Imagine a West without heroes
Heroes have always come with the West. When Indians blocked homesteaders, the cavalry came. When cattle barons closed the open range, President Cleveland reopened it with the Unlawful Enclosures Act of 1885. When aridity slowed settlement, the Bureau of Reclamation built dams. When Western forests succumbed to flames and cutting, Gifford Pinchot's Forest Service pledged to build "the Kingdom of God on Earth."
And today, as the health and economies of the public lands falter, Interior Secretary Bruce Babbitt and New Mexico Sen. Pete Domenici come from different directions with the salve of range reform - and, in Babbitt's case, a pledge "to protect the whole of creation."
Perhaps because Westerners have been brought up on the movie Shane, we have a penchant to leave our fate to heroes, and of those heroes, one stands out most: Major John Wesley Powell, one-armed explorer of the Colorado River, founder of the Geological Survey, and prophet of scientific land management.
Wallace Stegner was the first to celebrate Powell. He made it clear in Beyond the Hundredth Meridian that Powell was the West's seer, a visionary who understood the basics of aridity and community and who could point the way to a Western society deserving of its scenery. Stegner believed in heroes; he believed in the power of great men to vanquish what writer and legal scholar Charles Wilkinson has called the "lords of yesterday." Stegner believed so strongly in Powell that he blinded us to the most damaging of the West's "lords': heroes we blindly follow.
Stegner meant to inform and inspire, yet his book lulled us with the conviction - partly his and partly Powell's - that "citizens were unable to cope," that anything short of federal leadership "could not be trusted or expected to take care of the land or conserve its resources for the use of future generations." Local community was vital and good, but only when run along federal lines. This resonated with the paternalism spoon-fed to us for generations. We trusted Stegner's word that Powell always took the long view - that he was our kind of civil servant, the "democrat to the marrow," who, had he lived so long, would have fought alongside the Sierra Club to protect Western forests.
That might have been Stegner's Powell, but it wasn't the Powell who roamed the West.
When Powell addressed the 1889 Montana constitutional convention, he held Western boosters in awe with his bold proposal to irrigate every inch of land east of the Continental Divide. "It means," he boasted, "that no drop of water falling within the area of the state shall flow beyond the boundaries of the state. It means that all the waters falling within the state will be utilized upon its lands for agriculture."
To get every drop of water, Powell had a simple plan: Strip the West of its thirsty forests. "The best thing to do for the Rocky Mountain forests," Powell declared, "was to burn them down," and burn them he did. He bragged to Interior Secretary John Noble how he himself "had started a fire that swept over 1,000 square miles." For Powell and his colleagues at the Geological Survey, saving the West meant "cut(ting) away as rapidly as possible all the forests, especially upon the mountains, where most of the rain falls, in order that as much of the precipitation as possible may be collected in the streams." The optimistic Powell wrote: "It may be added that the forests in the arid region are thus disappearing with commendable rapidity."

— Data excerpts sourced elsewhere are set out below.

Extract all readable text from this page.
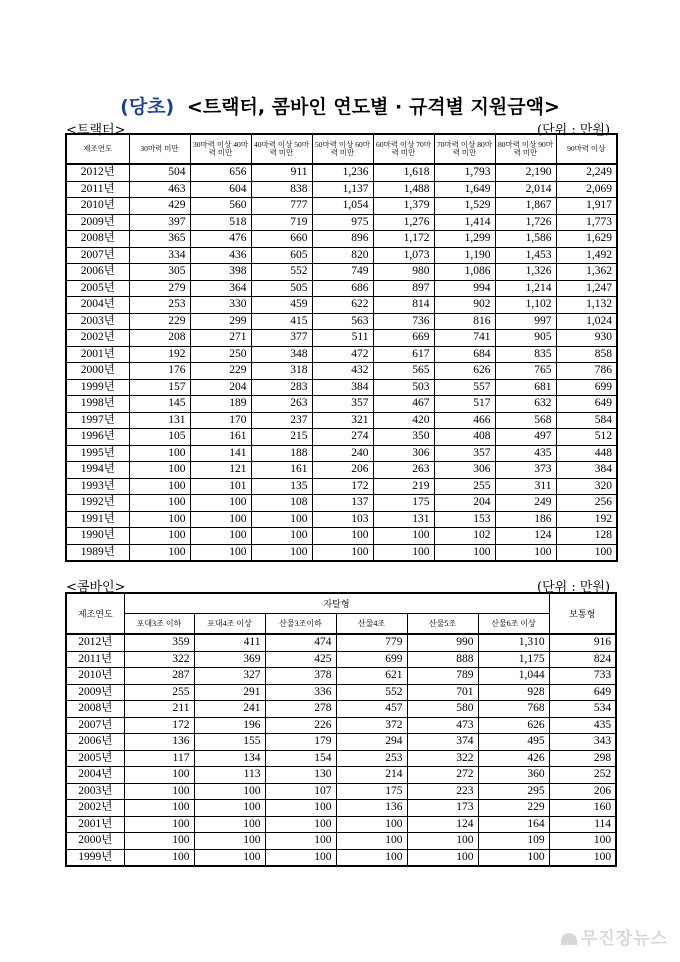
(당초) <트랙터, 콤바인 연도별 · 규격별 지원금액>
<트랙터>	(단위 : 만원)
제조연도	30마력 미만	30마력 이상 40마력 미만	40마력 이상 50마력 미만	50마력 이상 60마력 미만	60마력 이상 70마력 미만	70마력 이상 80마력 미만	80마력 이상 90마력 미만	90마력 이상
2012년	504	656	911	1,236	1,618	1,793	2,190	2,249
2011년	463	604	838	1,137	1,488	1,649	2,014	2,069
2010년	429	560	777	1,054	1,379	1,529	1,867	1,917
2009년	397	518	719	975	1,276	1,414	1,726	1,773
2008년	365	476	660	896	1,172	1,299	1,586	1,629
2007년	334	436	605	820	1,073	1,190	1,453	1,492
2006년	305	398	552	749	980	1,086	1,326	1,362
2005년	279	364	505	686	897	994	1,214	1,247
2004년	253	330	459	622	814	902	1,102	1,132
2003년	229	299	415	563	736	816	997	1,024
2002년	208	271	377	511	669	741	905	930
2001년	192	250	348	472	617	684	835	858
2000년	176	229	318	432	565	626	765	786
1999년	157	204	283	384	503	557	681	699
1998년	145	189	263	357	467	517	632	649
1997년	131	170	237	321	420	466	568	584
1996년	105	161	215	274	350	408	497	512
1995년	100	141	188	240	306	357	435	448
1994년	100	121	161	206	263	306	373	384
1993년	100	101	135	172	219	255	311	320
1992년	100	100	108	137	175	204	249	256
1991년	100	100	100	103	131	153	186	192
1990년	100	100	100	100	100	102	124	128
1989년	100	100	100	100	100	100	100	100
<콤바인>	(단위 : 만원)
제조연도	자탈형						보통형
	포대3조 이하	포대4조 이상	산물3조이하	산물4조	산물5조	산물6조 이상	
2012년	359	411	474	779	990	1,310	916
2011년	322	369	425	699	888	1,175	824
2010년	287	327	378	621	789	1,044	733
2009년	255	291	336	552	701	928	649
2008년	211	241	278	457	580	768	534
2007년	172	196	226	372	473	626	435
2006년	136	155	179	294	374	495	343
2005년	117	134	154	253	322	426	298
2004년	100	113	130	214	272	360	252
2003년	100	100	107	175	223	295	206
2002년	100	100	100	136	173	229	160
2001년	100	100	100	100	124	164	114
2000년	100	100	100	100	100	109	100
1999년	100	100	100	100	100	100	100
무진장뉴스
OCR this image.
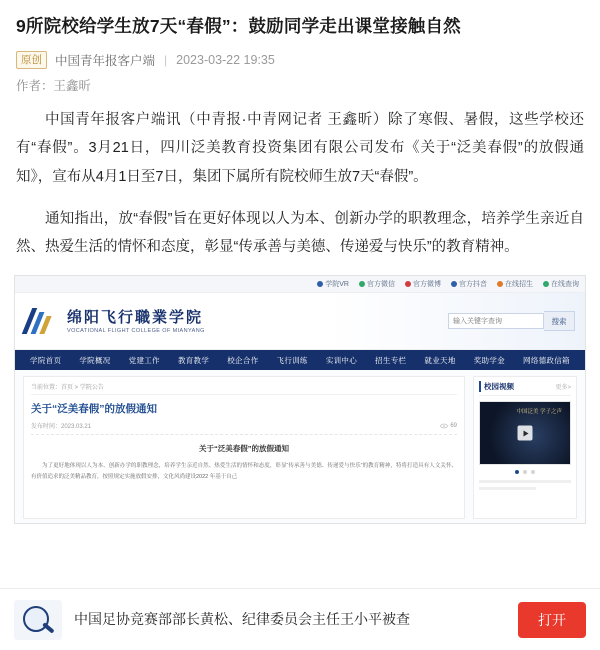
9所院校给学生放7天“春假”：鼓励同学走出课堂接触自然
原创	中国青年报客户端 | 2023-03-22 19:35
作者：王鑫昕

中国青年报客户端讯（中青报·中青网记者 王鑫昕）除了寒假、暑假，这些学校还有“春假”。3月21日，四川泛美教育投资集团有限公司发布《关于“泛美春假”的放假通知》，宣布从4月1日至7日，集团下属所有院校师生放7天“春假”。

通知指出，放“春假”旨在更好体现以人为本、创新办学的职教理念，培养学生亲近自然、热爱生活的情怀和态度，彰显“传承善与美德、传递爱与快乐”的教育精神。

学院VR	官方微信	官方微博	官方抖音	在线招生	在线查询
绵阳飞行職業学院
VOCATIONAL FLIGHT COLLEGE OF MIANYANG
输入关键字查询
搜索
学院首页 学院概况 党建工作 教育教学 校企合作 飞行训练 实训中心 招生专栏 就业天地 奖助学金 网络德政信箱
当前位置：首页 > 学院公告
关于“泛美春假”的放假通知
发布时间：2023.03.21	69
关于“泛美春假”的放假通知
为了更好地体现以人为本、创新办学的职教理念，培养学生亲近自然、热爱生活的情怀和态度，彰显“传承善与美德、传递爱与快乐”的教育精神，特将打造具有人文关怀、有价值追求的泛美精品教育，按照规定实施放假安排，文化风尚建设2022 年基于自己
校园视频	更多>
中国泛美 学子之声
中国足协竞赛部部长黄松、纪律委员会主任王小平被查	打开
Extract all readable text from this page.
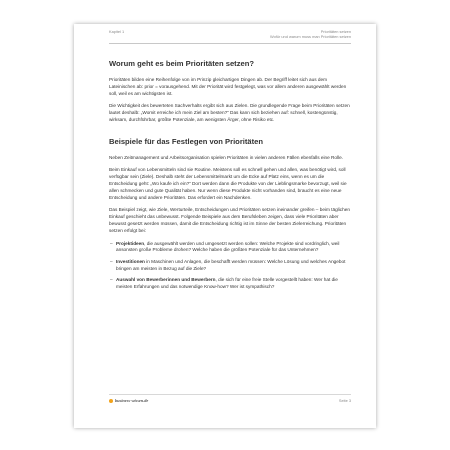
Kapitel 1	Prioritäten setzen
Wofür und warum muss man Prioritäten setzen
Worum geht es beim Prioritäten setzen?

Prioritäten bilden eine Reihenfolge von im Prinzip gleichartigen Dingen ab. Der Begriff leitet sich aus dem Lateinischen ab: prior = vorausgehend. Mit der Priorität wird festgelegt, was vor allem anderen ausgewählt werden soll, weil es am wichtigsten ist.

Die Wichtigkeit des bewerteten Sachverhalts ergibt sich aus Zielen. Die grundlegende Frage beim Prioritäten setzen lautet deshalb: „Womit erreiche ich mein Ziel am besten?“ Das kann sich beziehen auf: schnell, kostengünstig, wirksam, durchführbar, größte Potenziale, am wenigsten Ärger, ohne Risiko etc.

Beispiele für das Festlegen von Prioritäten

Neben Zeitmanagement und Arbeitsorganisation spielen Prioritäten in vielen anderen Fällen ebenfalls eine Rolle.

Beim Einkauf von Lebensmitteln sind sie Routine. Meistens soll es schnell gehen und allen, was benötigt wird, soll verfügbar sein (Ziele). Deshalb steht der Lebensmittelmarkt um die Ecke auf Platz eins, wenn es um die Entscheidung geht: „Wo kaufe ich ein?“ Dort werden dann die Produkte von der Lieblingsmarke bevorzugt, weil sie allen schmecken und gute Qualität haben. Nur wenn diese Produkte nicht vorhanden sind, braucht es eine neue Entscheidung und andere Prioritäten. Das erfordert ein Nachdenken.

Das Beispiel zeigt, wie Ziele, Werturteile, Entscheidungen und Prioritäten setzen ineinander greifen – beim täglichen Einkauf geschieht das unbewusst. Folgende Beispiele aus dem Berufsleben zeigen, dass viele Prioritäten aber bewusst gesetzt werden müssen, damit die Entscheidung richtig ist im Sinne der besten Zielerreichung. Prioritäten setzen erfolgt bei:

– Projektideen, die ausgewählt werden und umgesetzt werden sollen: Welche Projekte sind vordringlich, weil ansonsten große Probleme drohen? Welche haben die größten Potenziale für das Unternehmen?
– Investitionen in Maschinen und Anlagen, die beschafft werden müssen: Welche Lösung und welches Angebot bringen am meisten in Bezug auf die Ziele?
– Auswahl von Bewerberinnen und Bewerbern, die sich für eine freie Stelle vorgestellt haben: Wer hat die meisten Erfahrungen und das notwendige Know-how? Wer ist sympathisch?
business-wissen.de	Seite 3
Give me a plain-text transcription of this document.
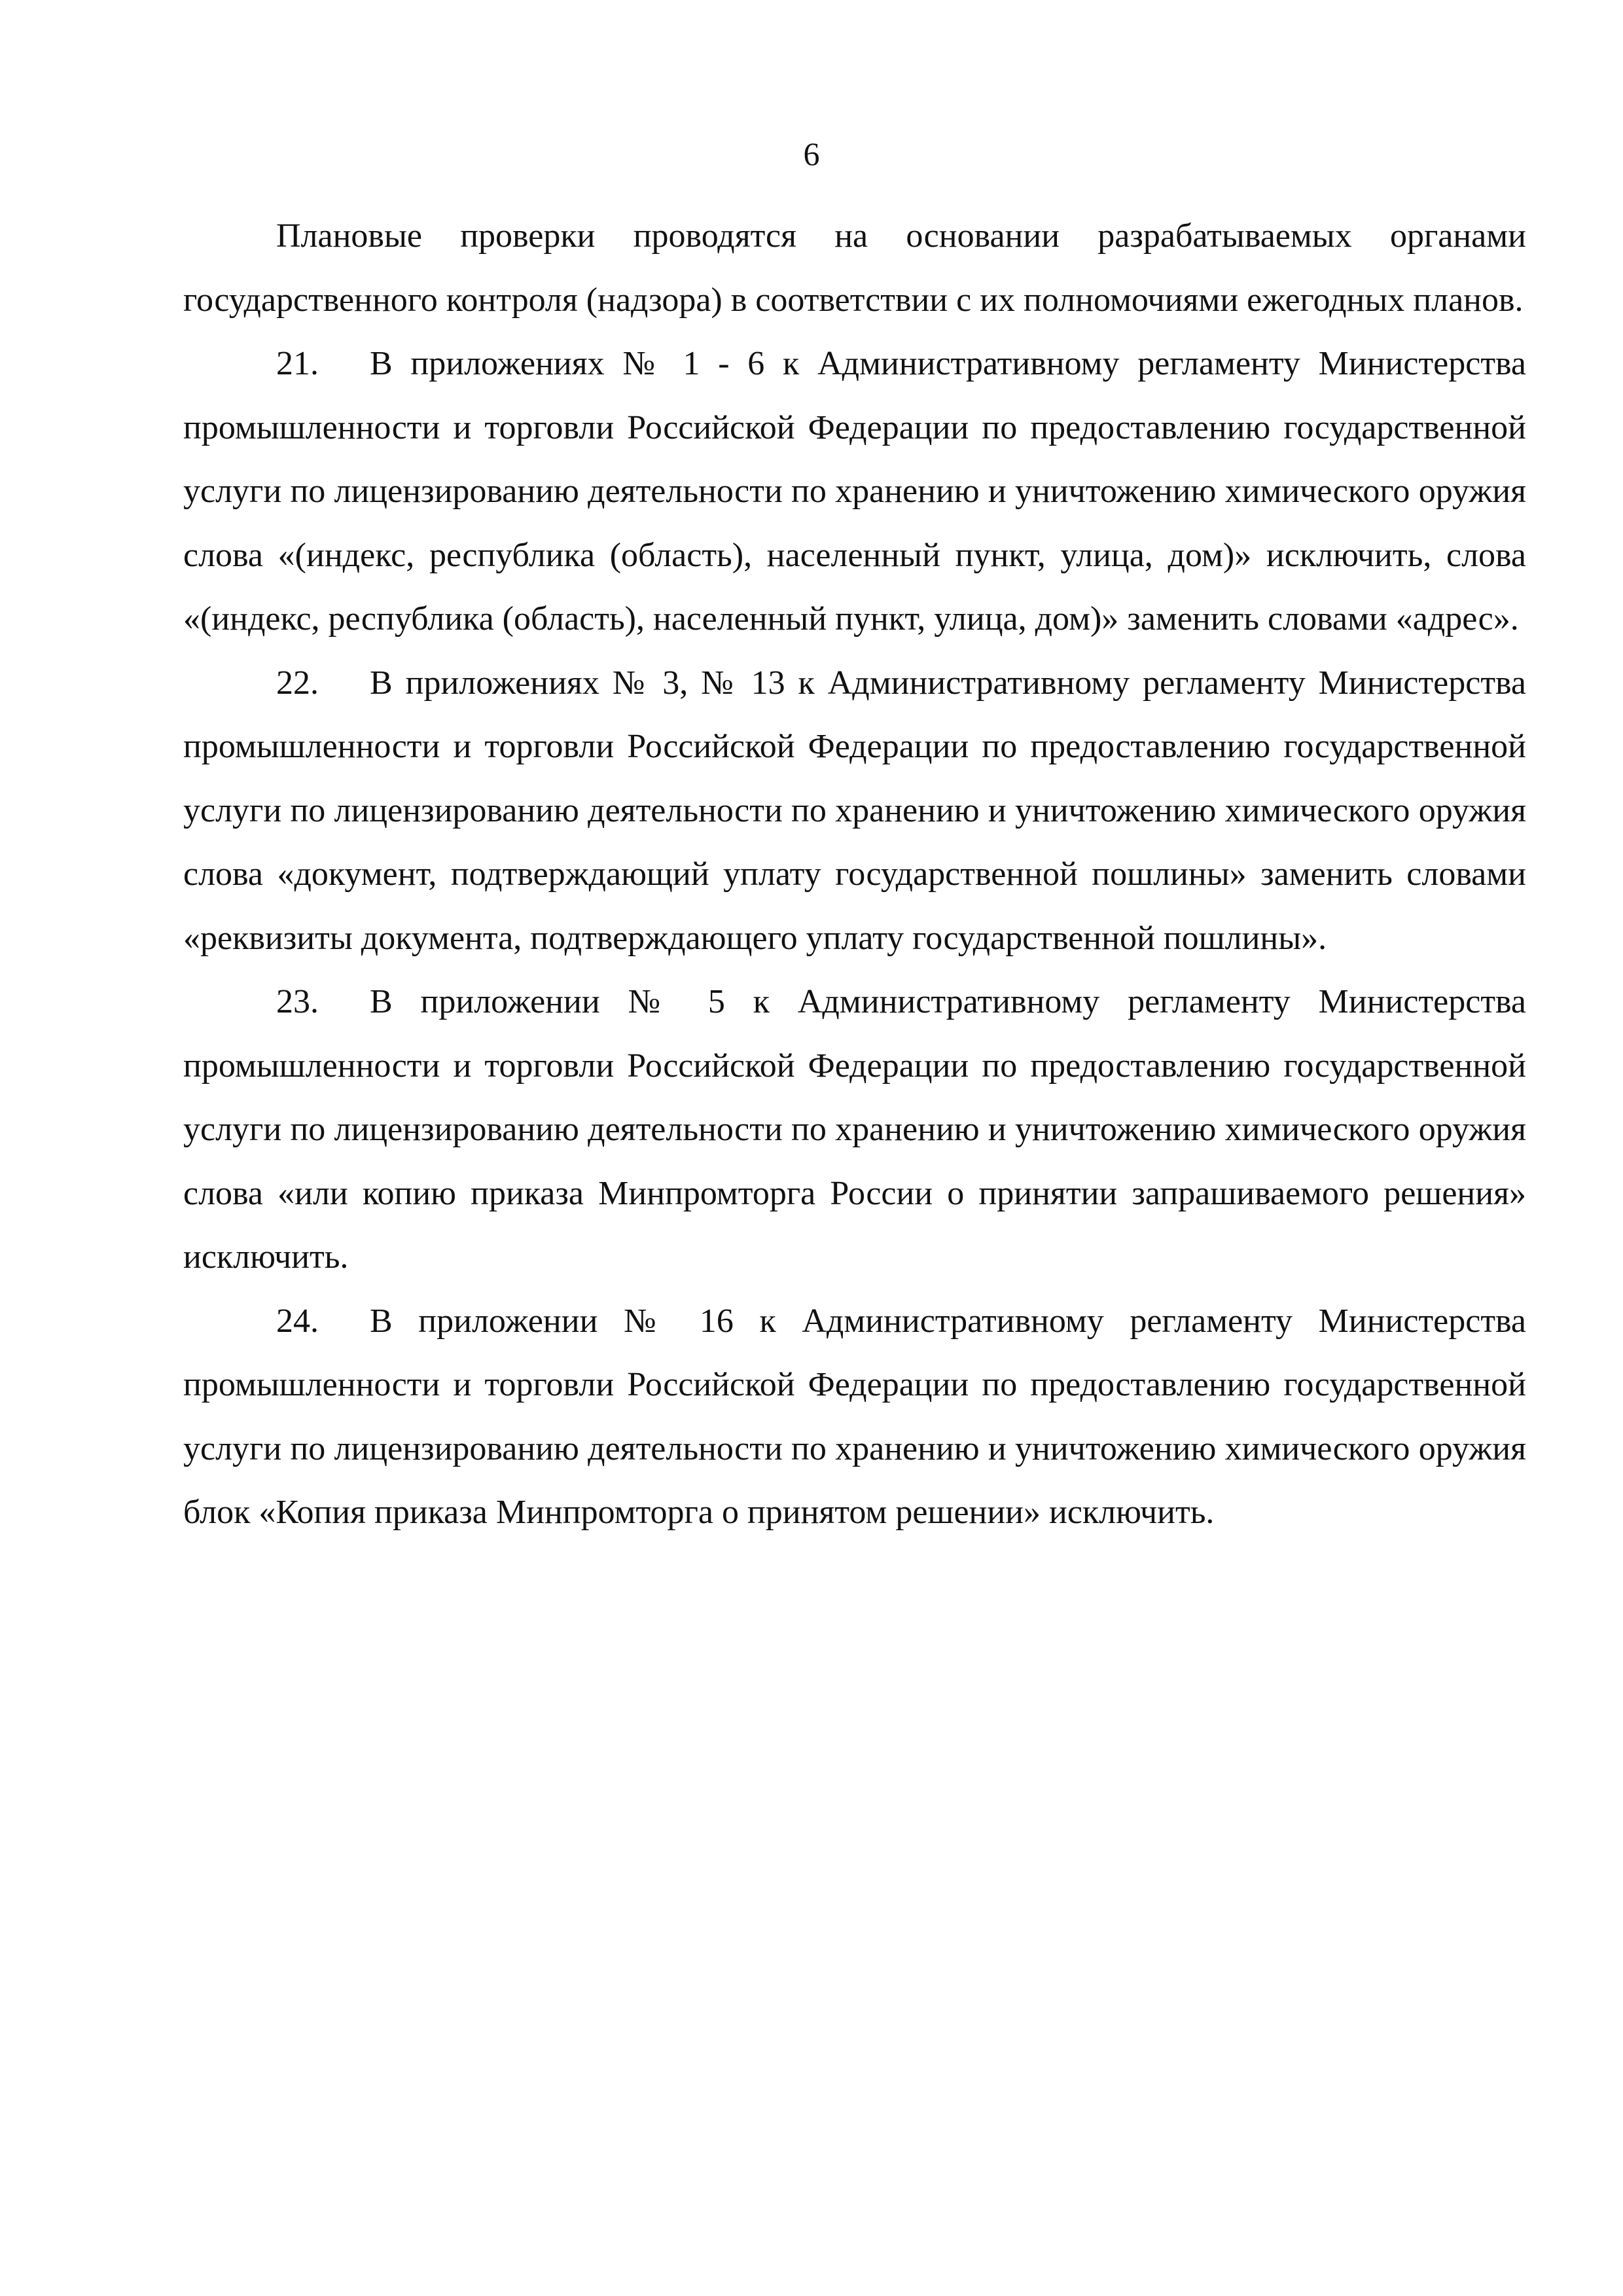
6

Плановые проверки проводятся на основании разрабатываемых органами государственного контроля (надзора) в соответствии с их полномочиями ежегодных планов.

21.  В приложениях № 1 - 6 к Административному регламенту Министерства промышленности и торговли Российской Федерации по предоставлению государственной услуги по лицензированию деятельности по хранению и уничтожению химического оружия слова «(индекс, республика (область), населенный пункт, улица, дом)» исключить, слова «(индекс, республика (область), населенный пункт, улица, дом)» заменить словами «адрес».

22.  В приложениях № 3, № 13 к Административному регламенту Министерства промышленности и торговли Российской Федерации по предоставлению государственной услуги по лицензированию деятельности по хранению и уничтожению химического оружия слова «документ, подтверждающий уплату государственной пошлины» заменить словами «реквизиты документа, подтверждающего уплату государственной пошлины».

23.  В приложении № 5 к Административному регламенту Министерства промышленности и торговли Российской Федерации по предоставлению государственной услуги по лицензированию деятельности по хранению и уничтожению химического оружия слова «или копию приказа Минпромторга России о принятии запрашиваемого решения» исключить.

24.  В приложении № 16 к Административному регламенту Министерства промышленности и торговли Российской Федерации по предоставлению государственной услуги по лицензированию деятельности по хранению и уничтожению химического оружия блок «Копия приказа Минпромторга о принятом решении» исключить.
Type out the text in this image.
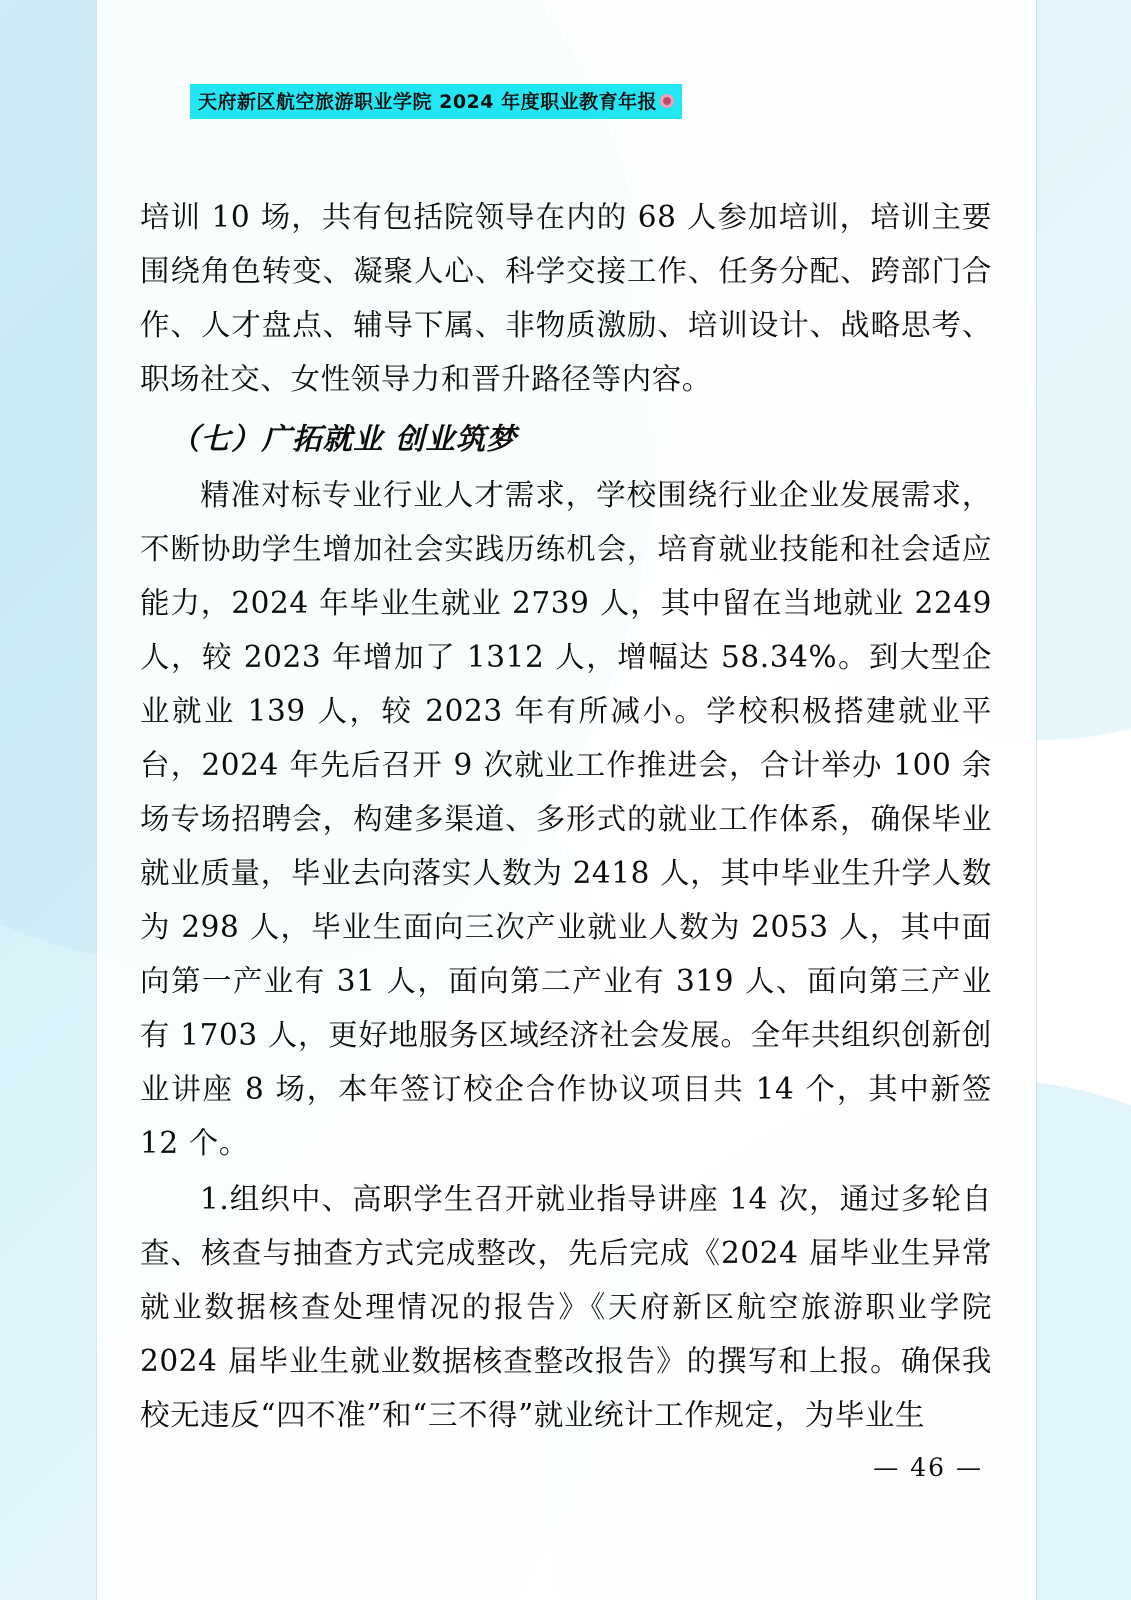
天府新区航空旅游职业学院 2024 年度职业教育年报

培训 10 场，共有包括院领导在内的 68 人参加培训，培训主要围绕角色转变、凝聚人心、科学交接工作、任务分配、跨部门合作、人才盘点、辅导下属、非物质激励、培训设计、战略思考、职场社交、女性领导力和晋升路径等内容。

（七）广拓就业 创业筑梦

精准对标专业行业人才需求，学校围绕行业企业发展需求，不断协助学生增加社会实践历练机会，培育就业技能和社会适应能力，2024 年毕业生就业 2739 人，其中留在当地就业 2249 人，较 2023 年增加了 1312 人，增幅达 58.34%。到大型企业就业 139 人，较 2023 年有所减小。学校积极搭建就业平台，2024 年先后召开 9 次就业工作推进会，合计举办 100 余场专场招聘会，构建多渠道、多形式的就业工作体系，确保毕业就业质量，毕业去向落实人数为 2418 人，其中毕业生升学人数为 298 人，毕业生面向三次产业就业人数为 2053 人，其中面向第一产业有 31 人，面向第二产业有 319 人、面向第三产业有 1703 人，更好地服务区域经济社会发展。全年共组织创新创业讲座 8 场，本年签订校企合作协议项目共 14 个，其中新签 12 个。

1.组织中、高职学生召开就业指导讲座 14 次，通过多轮自查、核查与抽查方式完成整改，先后完成《2024 届毕业生异常就业数据核查处理情况的报告》《天府新区航空旅游职业学院 2024 届毕业生就业数据核查整改报告》的撰写和上报。确保我校无违反“四不准”和“三不得”就业统计工作规定，为毕业生

— 46 —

A visionary to the end, Powell even endorsed overgrazing as "a useful way to keep forest growth down."
Today, Powell's spirit enlivens range reform. Whether to the beat of the "wise-use" slogan or the "society to match its scenery" slogan, paternalism rules. It matters little if the vision of Babbitt or Domenici wins out; both are the Lorelei song of a dependency forged from decades of federal subsidies, work projects and heroics.
It is Congress that must choose between Babbitt's vision and Domenici's vision. Groups and individuals from the West make regular pilgrimages to Washington, D.C., to push one or the other of these visions. I know because I've spent lot of time myself in D.C. campaigning againt the Domenici bill because, for the moment, I see it as the greatest threat.
But both approaches are destructive. Each embodies the Powell-type hero. Each implicitly denigrates the ability of Westerners to manage the land and its communities. Each takes a Big Brother attitude toward the region.
Instead of Domenici-Babbitt, we need something very different. And not just on the public range. The Next West, if it is to be a New West, must reject federal subsidies, federal projects and - most of all - grand federal schemes.
What will the Next West be if we drop heroes and federal dollars? I don't have any grand prescriptions; I'm not about to become one of those grand planners I so want to rid us of.
But I know the Next West when I see it in action. And I see it in Montana's Selway-Bitterroot Wilderness, where environmentalists and loggers are joining to save the grizzly (HCN, 5/13/96). I have also spotted it along the Henry's Fork of the Snake River in Idaho, where neighbors are gathering to protect their watershed; and in southwest New Mexico, where ranchers are signing up in a "grass bank" to save their families.
The vacuum is being filled. Like riders on the old open range, a new breed of Westerners is staking claims to a moral and political landscape and by the strength of their care and husbandry bringing it gently but firmly down to earth.
Karl Hess Jr. lives and writes in Las Cruces, New Mexico.